One could argue that neither are actually the protagonist. The first person we meet, after all, is Henry Johns (Tory Kittles), a black ex-convict being drawn back into a life of crime to support his struggling family. (That the film respects this rationale, and paints the character as possibly the most virtuous in a story with no conventionally “good” guys, at least complicates its #BlueLivesMatter appeal.) Henry will eventually cross paths with the two suspended cops, but not for a while. At a whopping two hours and 40 minutes, Dragged Across Concrete drags its feet, subverting the conventional wisdom that the best genre fare is ruthlessly efficient. That’s the unintuitive charm of Zahler’s work, which always takes the roundabout path, favoring prelude and delayed gratification. Here, the filmmaker makes a whole meal out of the “boring stuff” most thrillers dispense with on the way to the “good stuff”—ingeniously extending the standard “Are you in or out?” conversation that precedes a big job and devoting a few spare minutes to the home life of a side character (Jennifer Carpenter) about to be violently thrust into the middle of the story.

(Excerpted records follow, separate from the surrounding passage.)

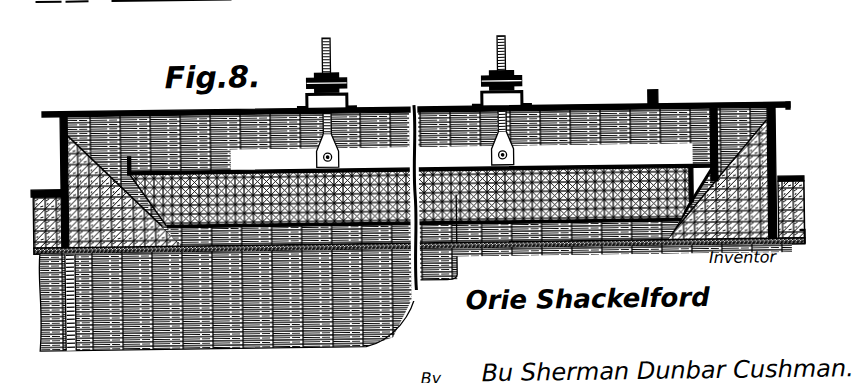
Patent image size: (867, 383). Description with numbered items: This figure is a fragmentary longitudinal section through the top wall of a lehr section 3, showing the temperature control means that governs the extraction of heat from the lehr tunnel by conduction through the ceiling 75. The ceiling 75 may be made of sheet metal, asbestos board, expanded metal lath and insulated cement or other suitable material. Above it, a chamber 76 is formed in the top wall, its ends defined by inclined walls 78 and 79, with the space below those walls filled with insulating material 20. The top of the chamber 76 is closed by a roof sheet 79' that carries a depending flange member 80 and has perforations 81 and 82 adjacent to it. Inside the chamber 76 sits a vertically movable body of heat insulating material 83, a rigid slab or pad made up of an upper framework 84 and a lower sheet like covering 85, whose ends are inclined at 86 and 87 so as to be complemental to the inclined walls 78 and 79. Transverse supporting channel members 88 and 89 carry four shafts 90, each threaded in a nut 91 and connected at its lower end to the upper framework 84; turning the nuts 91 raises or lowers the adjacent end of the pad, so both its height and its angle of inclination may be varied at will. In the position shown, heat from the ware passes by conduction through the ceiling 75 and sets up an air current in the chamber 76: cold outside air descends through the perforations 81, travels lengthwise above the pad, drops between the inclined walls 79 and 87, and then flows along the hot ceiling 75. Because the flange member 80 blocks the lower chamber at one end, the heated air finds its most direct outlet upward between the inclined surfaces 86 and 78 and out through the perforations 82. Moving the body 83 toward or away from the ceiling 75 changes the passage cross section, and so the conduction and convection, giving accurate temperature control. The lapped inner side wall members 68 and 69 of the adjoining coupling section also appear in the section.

The lehr section 3 is at (588, 107).
The insulating material 20 is at (90, 253).
The inner side wall member 68 is at (47, 346).
The inner side wall member 69 is at (73, 326).
The ceiling 75 is at (549, 232).
The chamber 76 is at (514, 234).
The inclined wall 78 is at (757, 250).
The inclined wall 79 is at (50, 182).
The roof sheet 79' is at (237, 87).
The depending flange member 80 is at (711, 130).
The perforations 81 is at (660, 106).
The perforations 82 is at (745, 112).
The body of heat insulating material 83 is at (456, 276).
The upper framework 84 is at (263, 160).
The lower sheet like covering 85 is at (612, 232).
The inclined end 86 is at (672, 233).
The inclined end 87 is at (154, 240).
The transverse supporting channel member 88 is at (528, 104).
The transverse supporting channel member 89 is at (349, 104).
The shaft 90 is at (329, 48).
The nut 91 is at (334, 80).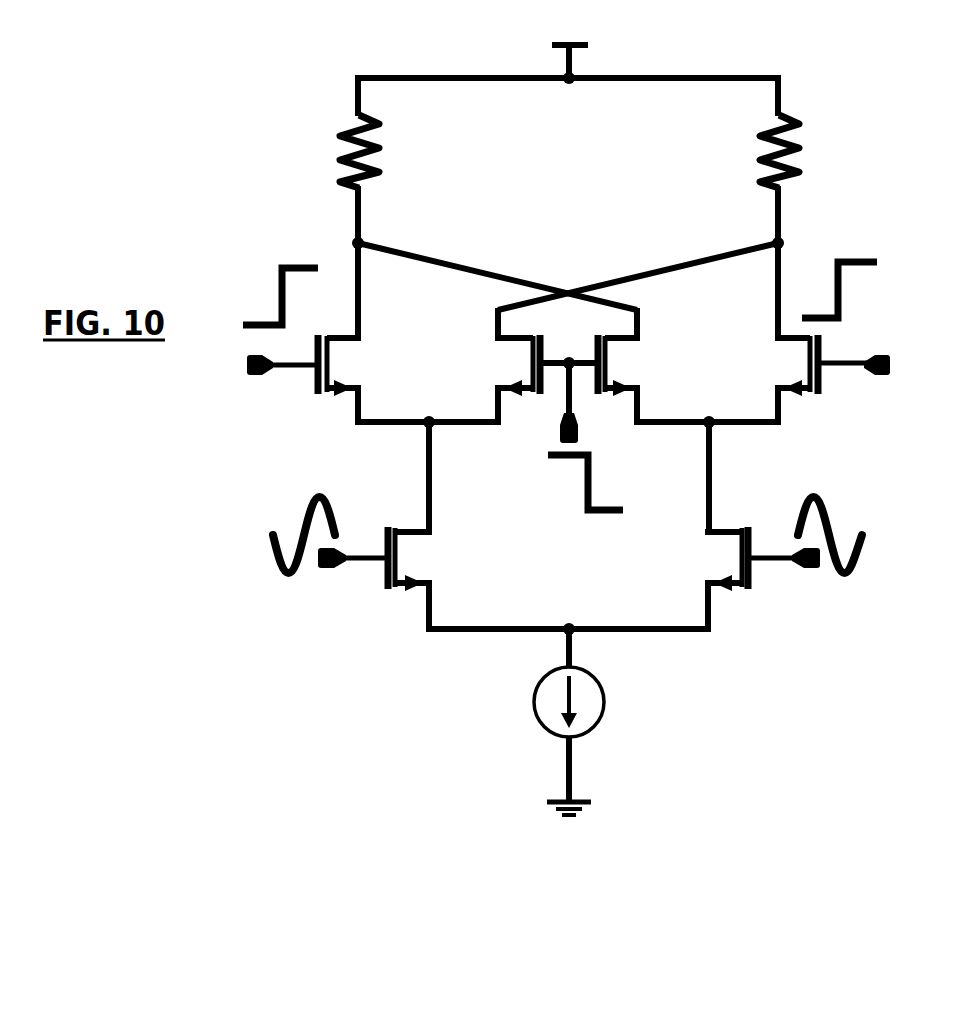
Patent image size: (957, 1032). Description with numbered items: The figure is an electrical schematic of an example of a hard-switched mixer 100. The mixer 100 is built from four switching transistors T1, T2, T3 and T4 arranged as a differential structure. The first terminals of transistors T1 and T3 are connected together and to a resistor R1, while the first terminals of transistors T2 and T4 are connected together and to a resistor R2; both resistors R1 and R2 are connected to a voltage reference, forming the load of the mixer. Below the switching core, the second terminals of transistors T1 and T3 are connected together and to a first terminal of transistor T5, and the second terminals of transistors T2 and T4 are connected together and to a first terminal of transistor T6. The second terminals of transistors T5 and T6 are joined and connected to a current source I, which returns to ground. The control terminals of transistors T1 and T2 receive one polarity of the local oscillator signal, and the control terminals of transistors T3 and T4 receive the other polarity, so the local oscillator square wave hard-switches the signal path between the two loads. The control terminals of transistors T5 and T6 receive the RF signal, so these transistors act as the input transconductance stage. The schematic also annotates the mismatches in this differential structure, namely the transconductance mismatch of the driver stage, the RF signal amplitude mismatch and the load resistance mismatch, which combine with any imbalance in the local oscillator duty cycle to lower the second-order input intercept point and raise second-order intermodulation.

That story, incidentally, turns out to be pretty straightforward. Hard up, Gibson’s Ridgeman talks Vaughn’s Lurasetti into a side hustle with an indeterminate payoff, a stakeout to rip off some even shadier customers. Unfortunately, their targets are into something much bigger and deadlier than a mere drug or weapons deal. When the violence does arrive, it’s stark, visceral, and harrowing—Zahler both lays on the gore and captures it with dispassionate medium-take clarity, as if trying to bridge the arthouse and the grindhouse. Part of the perverse “fun” of this postmodern, nastily nihilistic movie is the way it takes what would be a single set-piece in a normal crime picture and extends it to nearly feature length. Yet the meat of Dragged Across Concrete is the supposed downtime, the scenes in the front seat of a car, watching two characters chew the fat (and the egg salad sandwich), working out the logistics and the ethics of their predicament. Zahler, one realizes, is the rare indie hotshot to take the right lessons from Tarantino’s playbook: not just to keep the dialogue hilariously flavorful but also to supply interior lives to his archetypes.
Conceptually and stylistically, it’s a tour de force. All that’s really required to enjoy the high-low B-movie pleasures is a strong tolerance for repulsively intolerant characters, and maybe a belief that this is one case where depiction does not equal endorsement—never mind that certain subplots, like the one involving the black kids harassing Ridgeman’s teenage daughter, seriously challenge that assumption. And of course, there’s also the tall order of stomaching Gibson in any role, even one that plays off his bad reputation and puts his advancing years to good use. “I don’t politic, and I don’t change with the times, and it turns out that shit’s more important than good, honest work,” his disgraced cop grumbles at one point, in a screed that must resonate with the actor delivering it. Like this new character, the one-time Martin Riggs is unapologetic. It’s him you want to see dragged—out of the spotlight, at least.